All the best engineers do this, and the great Al Schmidt is a perfect example.  A few years ago I was visiting Al’s mixing home, Capitol Records Studios in LA.  Al graciously invited me into his room where we talked for a while.  (I know Al from the days I assisted him at Bill Schnee Studio)  After catching up a bit, Al stepped out of the room for a call, so I asked Steve Genewick, his fantastic assistant (also a great engineer and producer in his own right) about Al’s mix methodology.   Steve told me most of time Al is mixing he works without automation.  When he finally turns it on, Al would need only two or three passes of rides and the mix was done.  (Al also rarely ever uses eq or compression either...but most of us mere mortals need some help with such things!)

Of course there are times when you’ll find a part on a track that really does need a significant change during the song.  But instead of automating it, do this.  Make a new track, pull those files down into it and treat it as needed.  To me, this a bit like changing a mic to get a better sound when recording.  It’s also less likely you’ll make some compromise due to the inserts or whatever which are on that track and you’ll end up with the exact sound needed for that part.

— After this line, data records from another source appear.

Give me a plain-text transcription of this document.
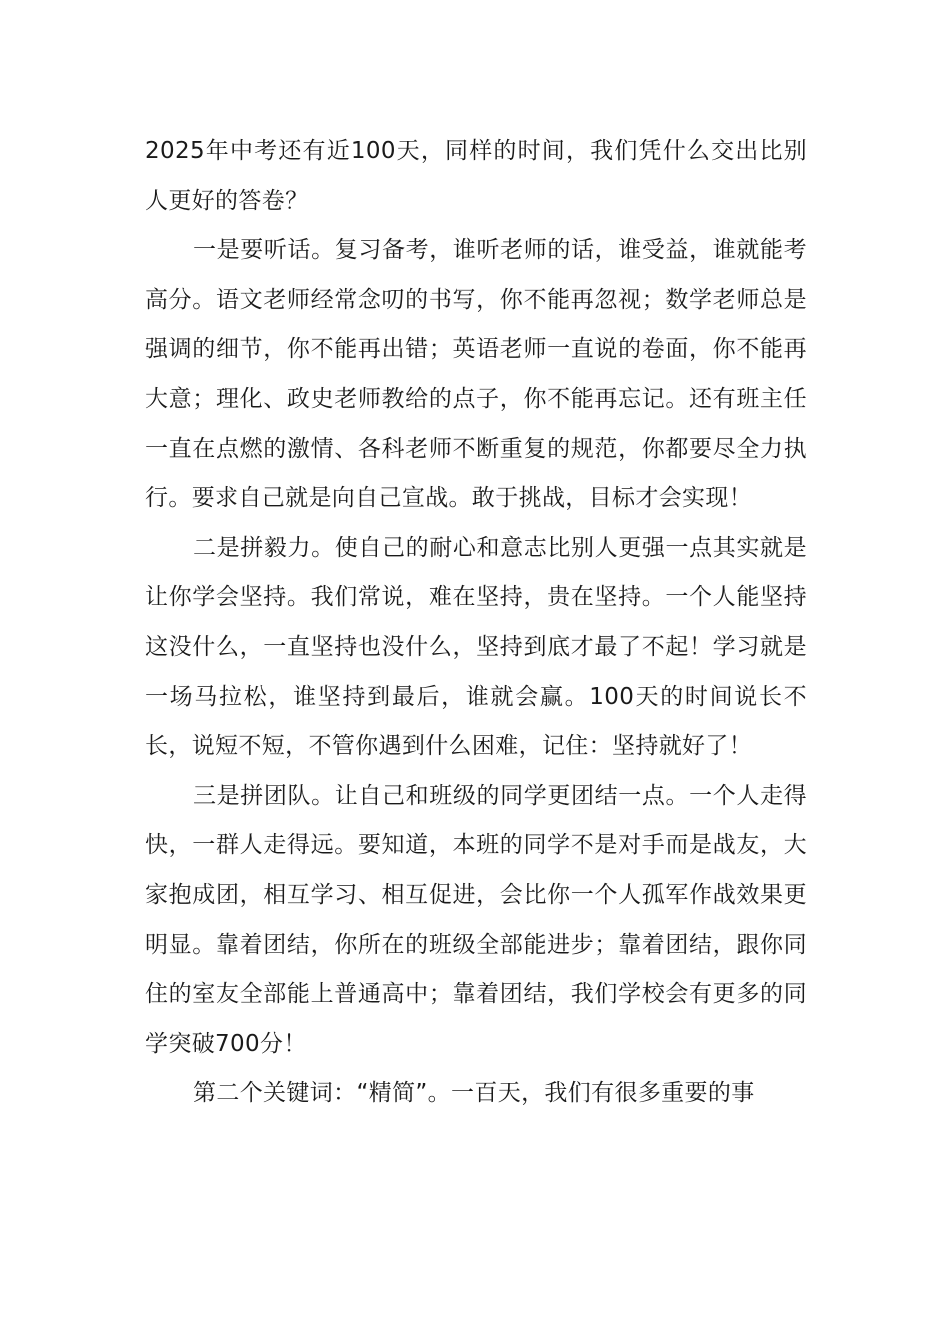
2025年中考还有近100天，同样的时间，我们凭什么交出比别人更好的答卷？

一是要听话。复习备考，谁听老师的话，谁受益，谁就能考高分。语文老师经常念叨的书写，你不能再忽视；数学老师总是强调的细节，你不能再出错；英语老师一直说的卷面，你不能再大意；理化、政史老师教给的点子，你不能再忘记。还有班主任一直在点燃的激情、各科老师不断重复的规范，你都要尽全力执行。要求自己就是向自己宣战。敢于挑战，目标才会实现！

二是拼毅力。使自己的耐心和意志比别人更强一点其实就是让你学会坚持。我们常说，难在坚持，贵在坚持。一个人能坚持这没什么，一直坚持也没什么，坚持到底才最了不起！学习就是一场马拉松，谁坚持到最后，谁就会赢。100天的时间说长不长，说短不短，不管你遇到什么困难，记住：坚持就好了！

三是拼团队。让自己和班级的同学更团结一点。一个人走得快，一群人走得远。要知道，本班的同学不是对手而是战友，大家抱成团，相互学习、相互促进，会比你一个人孤军作战效果更明显。靠着团结，你所在的班级全部能进步；靠着团结，跟你同住的室友全部能上普通高中；靠着团结，我们学校会有更多的同学突破700分！

第二个关键词：“精简”。一百天，我们有很多重要的事
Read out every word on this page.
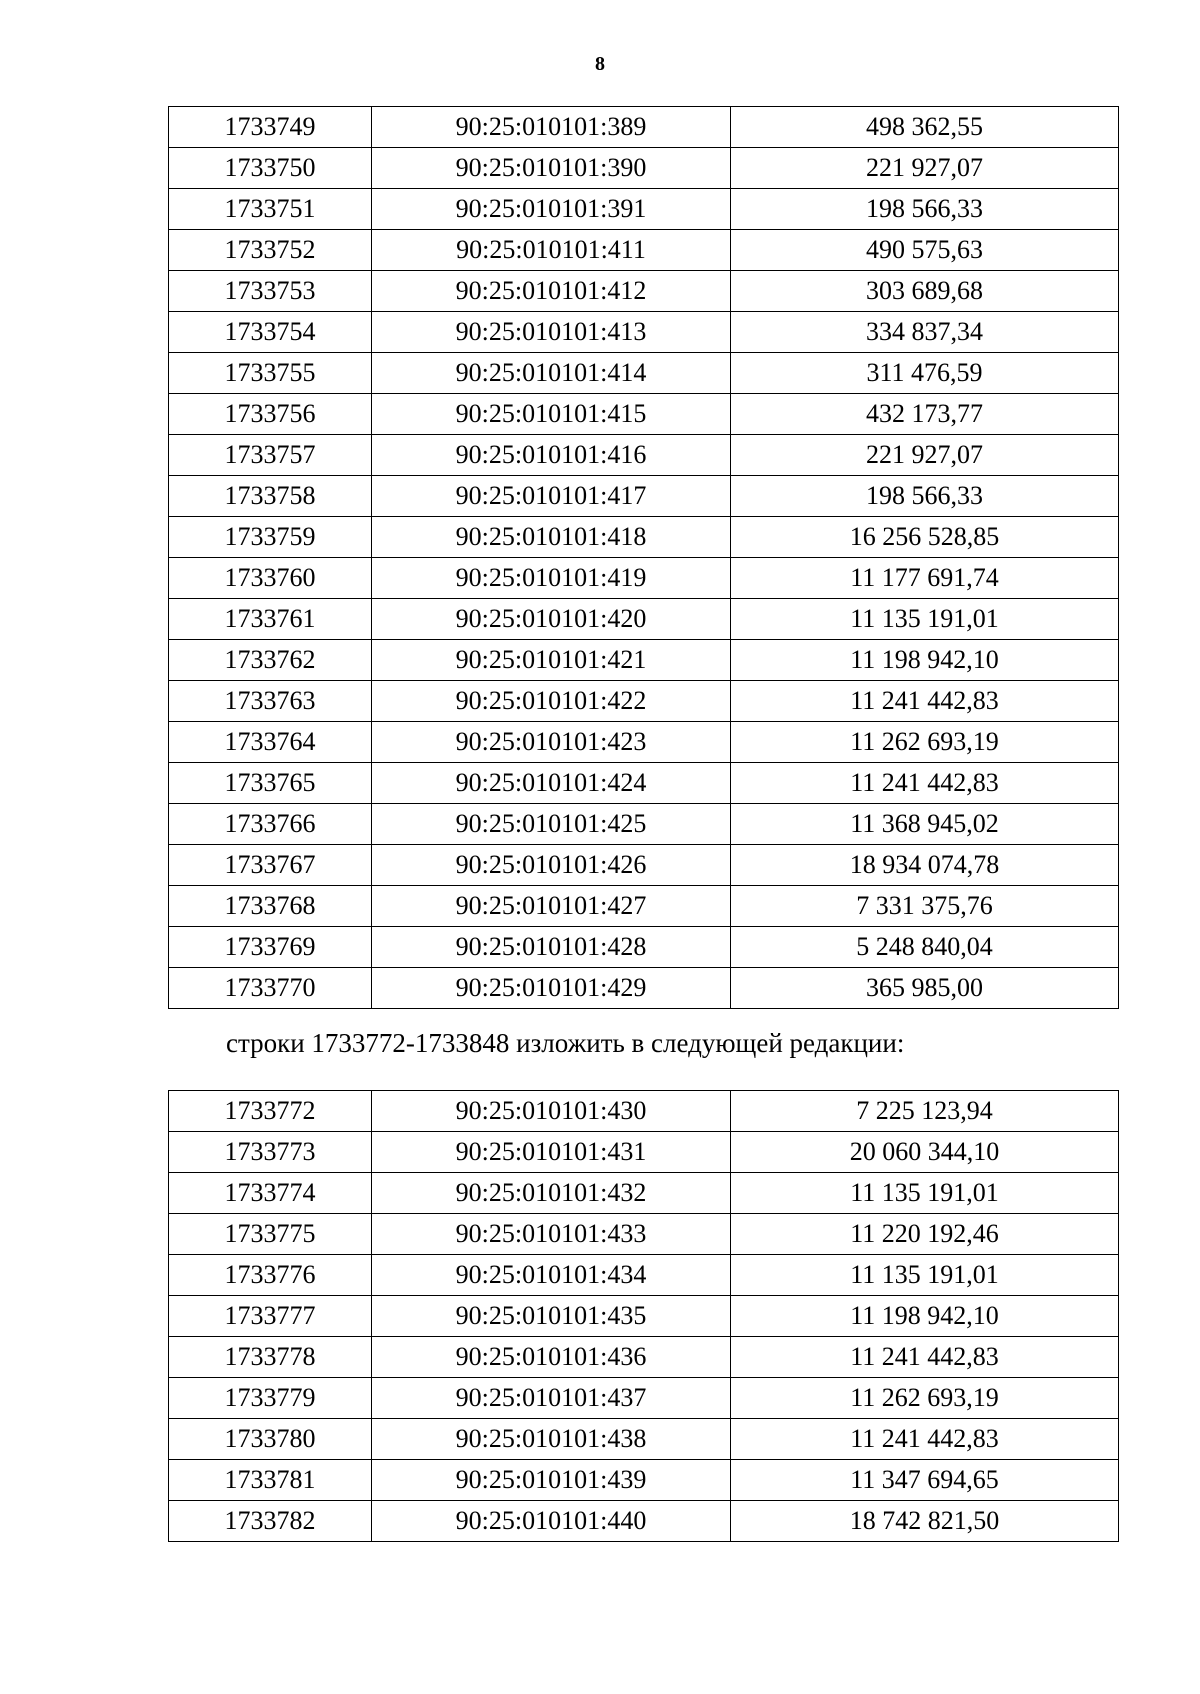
8
1733749	90:25:010101:389	498 362,55
1733750	90:25:010101:390	221 927,07
1733751	90:25:010101:391	198 566,33
1733752	90:25:010101:411	490 575,63
1733753	90:25:010101:412	303 689,68
1733754	90:25:010101:413	334 837,34
1733755	90:25:010101:414	311 476,59
1733756	90:25:010101:415	432 173,77
1733757	90:25:010101:416	221 927,07
1733758	90:25:010101:417	198 566,33
1733759	90:25:010101:418	16 256 528,85
1733760	90:25:010101:419	11 177 691,74
1733761	90:25:010101:420	11 135 191,01
1733762	90:25:010101:421	11 198 942,10
1733763	90:25:010101:422	11 241 442,83
1733764	90:25:010101:423	11 262 693,19
1733765	90:25:010101:424	11 241 442,83
1733766	90:25:010101:425	11 368 945,02
1733767	90:25:010101:426	18 934 074,78
1733768	90:25:010101:427	7 331 375,76
1733769	90:25:010101:428	5 248 840,04
1733770	90:25:010101:429	365 985,00
строки 1733772-1733848 изложить в следующей редакции:
1733772	90:25:010101:430	7 225 123,94
1733773	90:25:010101:431	20 060 344,10
1733774	90:25:010101:432	11 135 191,01
1733775	90:25:010101:433	11 220 192,46
1733776	90:25:010101:434	11 135 191,01
1733777	90:25:010101:435	11 198 942,10
1733778	90:25:010101:436	11 241 442,83
1733779	90:25:010101:437	11 262 693,19
1733780	90:25:010101:438	11 241 442,83
1733781	90:25:010101:439	11 347 694,65
1733782	90:25:010101:440	18 742 821,50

Again, this is really simple advice.  And as in life, the best advice is usually simple.  Of course there are no rules in mixing, only guidelines.  Sure, sometimes you’ll have a mix with a lot of automation, and that can be a lot of fun.  But do that only once the mix has a good solid foundation and then pull out the DAW’s bells and whistles.

So give it a try.  Next time spend at least half of your mix getting it as close as you can before resorting to automation.  I think you’ll find that not only will the final mix sound better, you’ll learn more about what was really needed and your skills will improve.

Extra note...in the Andrew Sheps article I mention in the above blog he discusses this same idea as well as some other great tips.